In 2005 Barack Obama told his Senate colleagues that traumatic brain injury (TBI), a condition afflicting thousands of soldiers, “could become the ‘signature wound of the Iraq War.’” Little studied at the time, it appeared to result from the impact of roadside bombs planted by insurgents. Before long, however, the term “signature wound” had come to include the vaguely defined condition known as post-traumatic stress disorder (PTSD). These “are two of the signature wounds of this conflict,” an army official told Congress in 2007. “We’re working [on] them, but we have a lot of work to do.”

David Kieran is hesitant to describe these conditions as the raging epidemics portrayed in much of the media. “This is not to say…that [they] are not materially real,” he writes in Signature Wounds. “Of course they are.” The problem, as Kieran sees it, is that the prevailing argument was molded by the forces most opposed to the conflicts in Iraq and Afghanistan: the antiwar left. As a result, he contends, the distinction between the “ordinary and temporary readjustment challenges” faced by all veterans and the “long-term, debilitating psychological issues” faced by some was seriously blurred.
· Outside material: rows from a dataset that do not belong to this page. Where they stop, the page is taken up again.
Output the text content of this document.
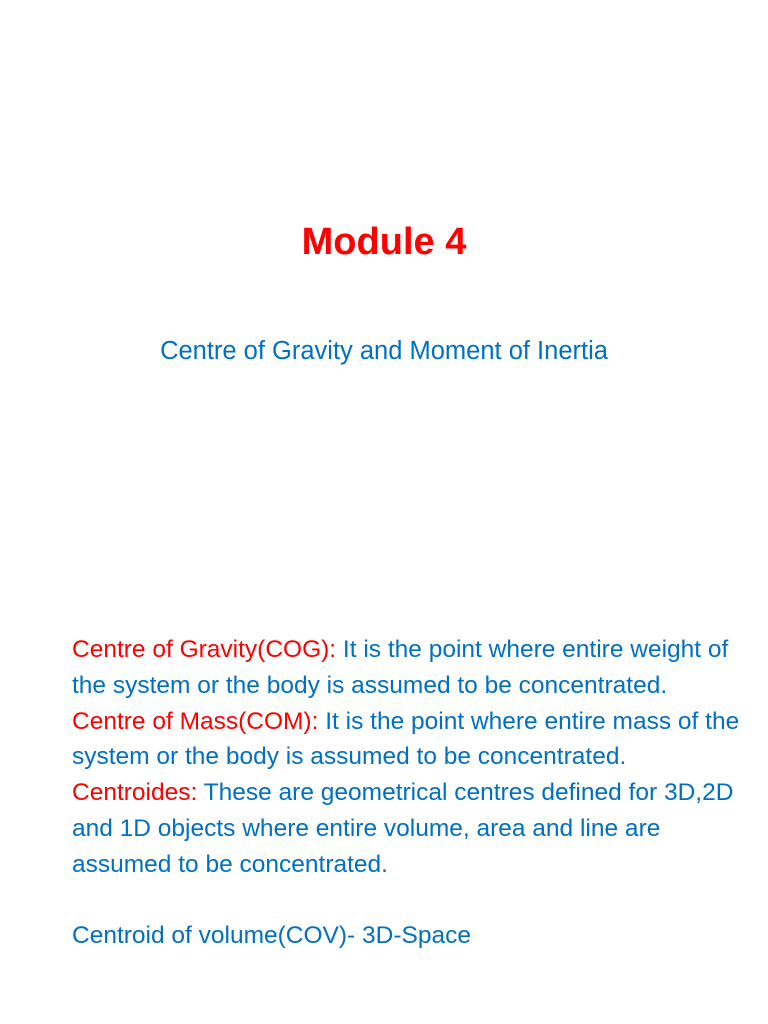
Module 4
Centre of Gravity and Moment of Inertia

Centre of Gravity(COG): It is the point where entire weight of the system or the body is assumed to be concentrated.

Centre of Mass(COM): It is the point where entire mass of the system or the body is assumed to be concentrated.

Centroides: These are geometrical centres defined for 3D,2D and 1D objects where entire volume, area and line are assumed to be concentrated.

Centroid of volume(COV)- 3D-Space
It’s natural for critics of any war to stress the toll on soldiers and civilians alike. Yet even a cursory reading of Signature Wounds demonstrates that public concern for the mental health of returning Iraq and Afghanistan veterans ranged widely across the political map. It may be true, as Kieran contends, that congressional Democrats like Obama focused on TBI to help neutralize Republican charges that those who opposed the Iraq war didn’t much care about the welfare of the troops who were fighting it. But this was hardly their primary motive, and to blame the left for concocting an inflated story of a mental health crisis, much less ensuring its widespread distribution, is an extraordinary stretch.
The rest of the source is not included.